Dès 2002, le bassin versant de la Seille a bénéficié d’un premier contrat de rivière. A l’issue de ce contrat, en 2009, l’EPTB Saône et Doubs a continué à assurer l’animation de la démarche, permettant le lancement, en février 2012, d’un second contrat sur le bassin versant de la Seille.

L’EPTB n’est plus à ce jour l’animateur de cette démarche.

La Seille prend naissance dans les reculées de la haute Seille et conflue avec la Saône à la Truchère après un parcours de 110 km. Elle est présente partout au cœur de ces paysages riches et variés, entre le plateau jurassien, la plaine de la Bresse et la vallée de la Saône.

Elle se décompose en 3 grandes unités :

  • La Seille du plateau jurassien : de la source dans la reculée de Baume-les-Messieurs à Arlay caractérisée par une vallée encaissée propice à des régimes torrentiels au sein d’un patrimoine écologique riche,
  • La Seille de la plaine de la Bresse : d’Arlay à Louhans, marquée par un cours rapide et sinueux, rythmée par la présence de moulins et sujette à des crues importantes,
  • Le Val de Seille : de Louhans à la Truchère, d’une longueur de 39 km, cette section marque le début de la navigation et présente une grande richesse écologique.

La Seille est alimentée par 4 principaux affluents :

  • La Brenne, une rivière puissante et aux multiples ouvrages hydrauliques (seuils, vannages),
  • La Vallière, une rivière dynamique aux méandres prononcés,
  • Le Sevron et le Solnan, des cours d’eau sinueux de plaine à la mobilité importante,
  • Les Sânes, des rivières tranquilles artificialisées par l’homme.

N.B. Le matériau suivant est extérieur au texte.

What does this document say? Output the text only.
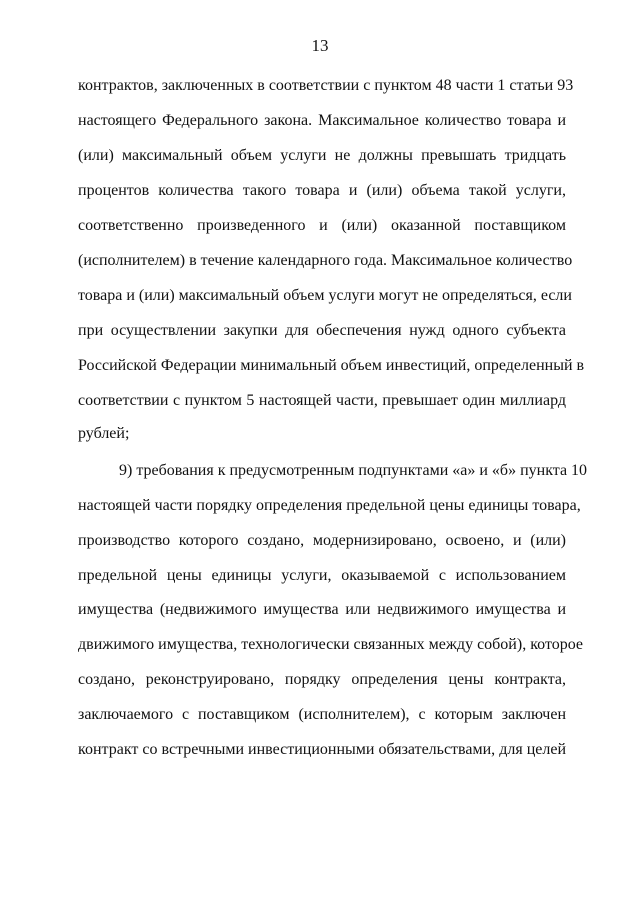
13
контрактов, заключенных в соответствии с пунктом 48 части 1 статьи 93
настоящего Федерального закона. Максимальное количество товара и
(или) максимальный объем услуги не должны превышать тридцать
процентов количества такого товара и (или) объема такой услуги,
соответственно произведенного и (или) оказанной поставщиком
(исполнителем) в течение календарного года. Максимальное количество
товара и (или) максимальный объем услуги могут не определяться, если
при осуществлении закупки для обеспечения нужд одного субъекта
Российской Федерации минимальный объем инвестиций, определенный в
соответствии с пунктом 5 настоящей части, превышает один миллиард
рублей;
9) требования к предусмотренным подпунктами «а» и «б» пункта 10
настоящей части порядку определения предельной цены единицы товара,
производство которого создано, модернизировано, освоено, и (или)
предельной цены единицы услуги, оказываемой с использованием
имущества (недвижимого имущества или недвижимого имущества и
движимого имущества, технологически связанных между собой), которое
создано, реконструировано, порядку определения цены контракта,
заключаемого с поставщиком (исполнителем), с которым заключен
контракт со встречными инвестиционными обязательствами, для целей
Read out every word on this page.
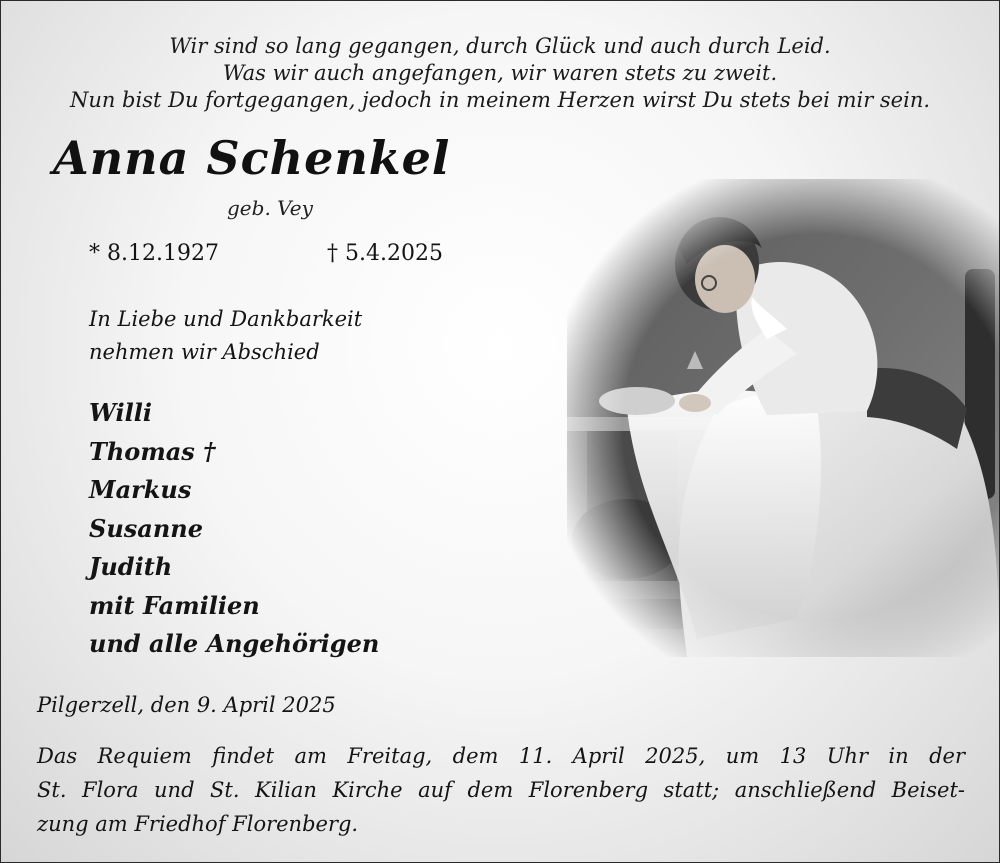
Wir sind so lang gegangen, durch Glück und auch durch Leid.
Was wir auch angefangen, wir waren stets zu zweit.
Nun bist Du fortgegangen, jedoch in meinem Herzen wirst Du stets bei mir sein.
Anna Schenkel
geb. Vey
* 8.12.1927	† 5.4.2025
In Liebe und Dankbarkeit
nehmen wir Abschied
Willi
Thomas †
Markus
Susanne
Judith
mit Familien
und alle Angehörigen
Pilgerzell, den 9. April 2025
Das Requiem findet am Freitag, dem 11. April 2025, um 13 Uhr in der
St. Flora und St. Kilian Kirche auf dem Florenberg statt; anschließend Beiset-
zung am Friedhof Florenberg.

Une prédominance de l’activité agricole

L’agriculture est le principal secteur d’activité sur ce bassin versant avec notamment l’élevage, les grandes cultures, le maraichage et la viticulture. Cette activité s’accompagne parfois de pratiques à risques pour les cours d’eau : fertilisation organique et chimique importante, utilisation fréquente des produits phytosanitaires, pratiques culturales favorisant l’érosion des sols.

On trouve également des industries spécialisées dans l’agro-alimentaire, des entreprises de travaux publics, de transport et divers commerces.

L’urbanisation est faible, concentrée sur les aires urbaines de Lons le Saunier et Louhans. Le territoire connaît également un développement des infrastructures de transports important depuis ces dernières années (construction autoroutière, et projet d’une ligne de train à grande vitesse). L’imperméabilisation croissante entraîne un ruissellement important et un lessivage des sols néfaste pour la qualité des eaux.

Un territoire marqué par les crues de 1999

Les crues sur la Seille sont relativement fréquentes. En particulier, les crues de février et octobre 1999 ont fortement marqué les esprits et influé sur la gestion des risques.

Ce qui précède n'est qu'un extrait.